Being a part of American Idol introduced him to the US and gave him confidence, “It was an amazingly positive experience. I loved it,” he said, “It made me confident about doing this show now because there’s something about America’s Got Talent that reminds me of when I used to do Idol. There’s still a certain innocence about the show.”
Comparing Idol host Ryan Seacrest to comic, Nick Cannon, host of AGT, Simon said, “He [Ryan] has no talent beyond presenting. Having gone out with him, he’s really socially awkward. He never speaks to you. He’s actually very shy.
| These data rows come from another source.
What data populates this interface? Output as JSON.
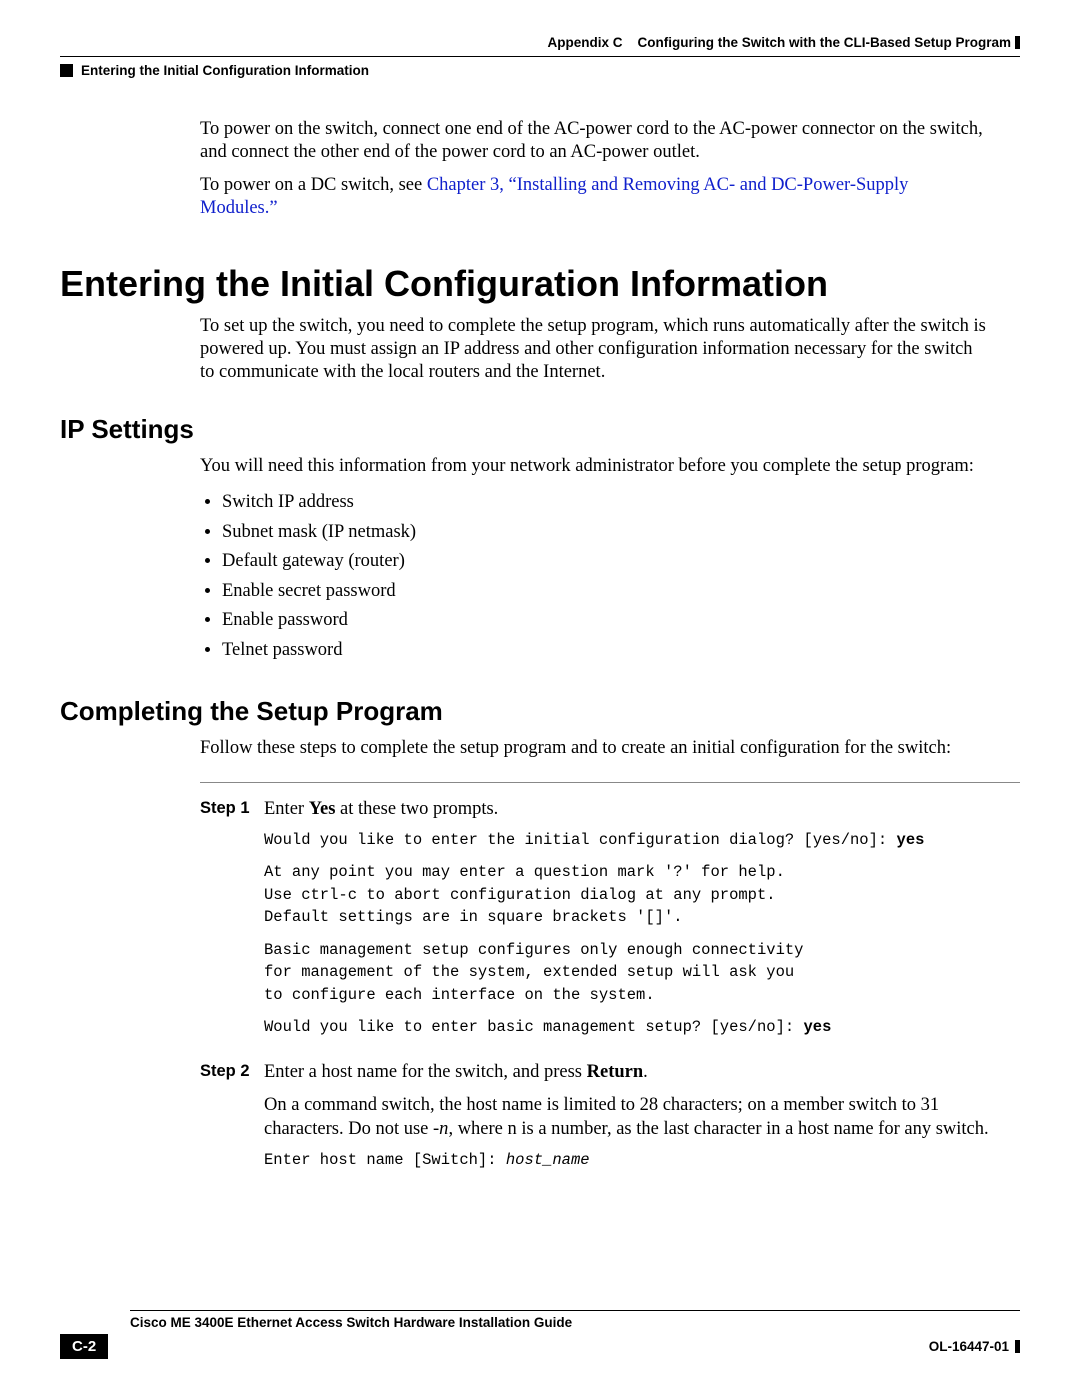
{
  "header": {
    "appendix_label": "Appendix C",
    "appendix_title": "Configuring the Switch with the CLI-Based Setup Program",
    "section_crumb": "Entering the Initial Configuration Information"
  },
  "intro": {
    "para1": "To power on the switch, connect one end of the AC-power cord to the AC-power connector on the switch, and connect the other end of the power cord to an AC-power outlet.",
    "para2_pre": "To power on a DC switch, see ",
    "para2_link": "Chapter 3, “Installing and Removing AC- and DC-Power-Supply Modules.”"
  },
  "h1": "Entering the Initial Configuration Information",
  "h1_para": "To set up the switch, you need to complete the setup program, which runs automatically after the switch is powered up. You must assign an IP address and other configuration information necessary for the switch to communicate with the local routers and the Internet.",
  "ip": {
    "heading": "IP Settings",
    "intro": "You will need this information from your network administrator before you complete the setup program:",
    "items": [
      "Switch IP address",
      "Subnet mask (IP netmask)",
      "Default gateway (router)",
      "Enable secret password",
      "Enable password",
      "Telnet password"
    ]
  },
  "setup": {
    "heading": "Completing the Setup Program",
    "intro": "Follow these steps to complete the setup program and to create an initial configuration for the switch:",
    "step1_label": "Step 1",
    "step1_text_pre": "Enter ",
    "step1_text_bold": "Yes",
    "step1_text_post": " at these two prompts.",
    "step1_cli_line1": "Would you like to enter the initial configuration dialog? [yes/no]: ",
    "step1_cli_line1_ans": "yes",
    "step1_cli_block1": "At any point you may enter a question mark '?' for help.\nUse ctrl-c to abort configuration dialog at any prompt.\nDefault settings are in square brackets '[]'.",
    "step1_cli_block2": "Basic management setup configures only enough connectivity\nfor management of the system, extended setup will ask you\nto configure each interface on the system.",
    "step1_cli_line2": "Would you like to enter basic management setup? [yes/no]: ",
    "step1_cli_line2_ans": "yes",
    "step2_label": "Step 2",
    "step2_text_pre": "Enter a host name for the switch, and press ",
    "step2_text_bold": "Return",
    "step2_text_post": ".",
    "step2_para_pre": "On a command switch, the host name is limited to 28 characters; on a member switch to 31 characters. Do not use ",
    "step2_para_italic": "-n",
    "step2_para_post": ", where n is a number, as the last character in a host name for any switch.",
    "step2_cli_pre": "Enter host name [Switch]: ",
    "step2_cli_var": "host_name"
  },
  "footer": {
    "guide_title": "Cisco ME 3400E Ethernet Access Switch Hardware Installation Guide",
    "page_num": "C-2",
    "doc_id": "OL-16447-01"
  }
}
He’ll try to tell a joke and there’s literal silence.”
Simon is sure X Factor USA was a better show than either American Idol or or The Voice. “It’s got more depth,” he declared, and insisted that competing in the fall with football and baseball is what hurt the ratings. “And you’re competing with dancing shows and other reality competition shows,” said Simon, “How much can people take in a year?” He added, “If the X Factor had taken over for the Idol slot, it would have been a different story.”
Simon claimed he had offers to bring X Factor back on other networks. “Maybe at some point, I will come back when there’s less competition.” he said.
Americans clearly preferred the sunny optimism of The Voice compared to the overwrought and often cruel X Factor. Simon may love America, but he has yet to figure out the culture here.